Indeed, there is a growing global epidemic of crackdowns on free speech. Egypt and Qatar are some of the worst abusers of these basic rights. One man that my foundation in Canada advocates for is the Qatari poet Mohammed Al Ajami who is currently serving a 15-year sentence for a verse in his poem criticizing the same emir of Qatar who markets freedom of speech at the United Nations. At least half a dozen Qatari journalists and writers were stripped off their citizenship for criticizing the ruling Al-Thani family and dozens more harassed by the country's state security apparatus.

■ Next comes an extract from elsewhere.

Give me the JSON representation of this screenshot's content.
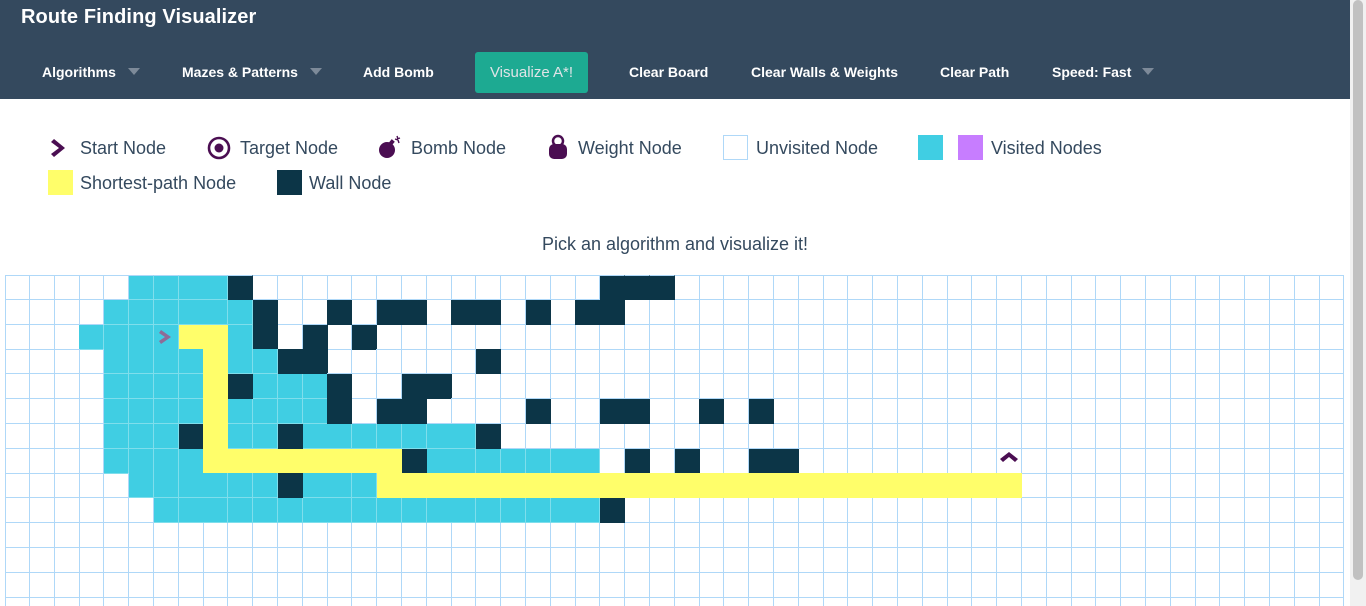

You will not find much information on Al Jazeera's various news outlets about the romantic Qatari poet who had once studied in Egypt. In response to his imprisonment Al Ajami commented, "You can't have Al Jazeera in this country and put me in jail for being a poet."
Another victim of the crackdown is American journalist Jason Rezaian who has been stuck in an Iranian prison for over one year for bogus espionage charges. My foundation is also advocating for Rezaian, as we remain in regular contact with his family knowing he is yet another victim of politics gone sour.
My clock is ticking. Time is close. Come judgment day, I dread becoming another statistic languishing behind bars, referred to by a hashtag on Twitter knowing that the outcome of the trial may have nothing to do with evidence but merely based on the political score settling between Qatar and Egypt. What I know for sure is that our family of journalists will continue to fight for Baher Mohamed and myself should we end up in prison until we are freed.
Ottawa has thankfully stepped up its game since earlier this year. The Harper government continues to cooperate with my lawyer Amal Clooney in preparing once again for the worst case scenario where we will fight for deportation to Canada should the judge once again decide to punish my dubious employer, Al Jazeera, by silencing me.
It will be much harder this time around to get locked up for a crime I didn't commit after tasting freedom.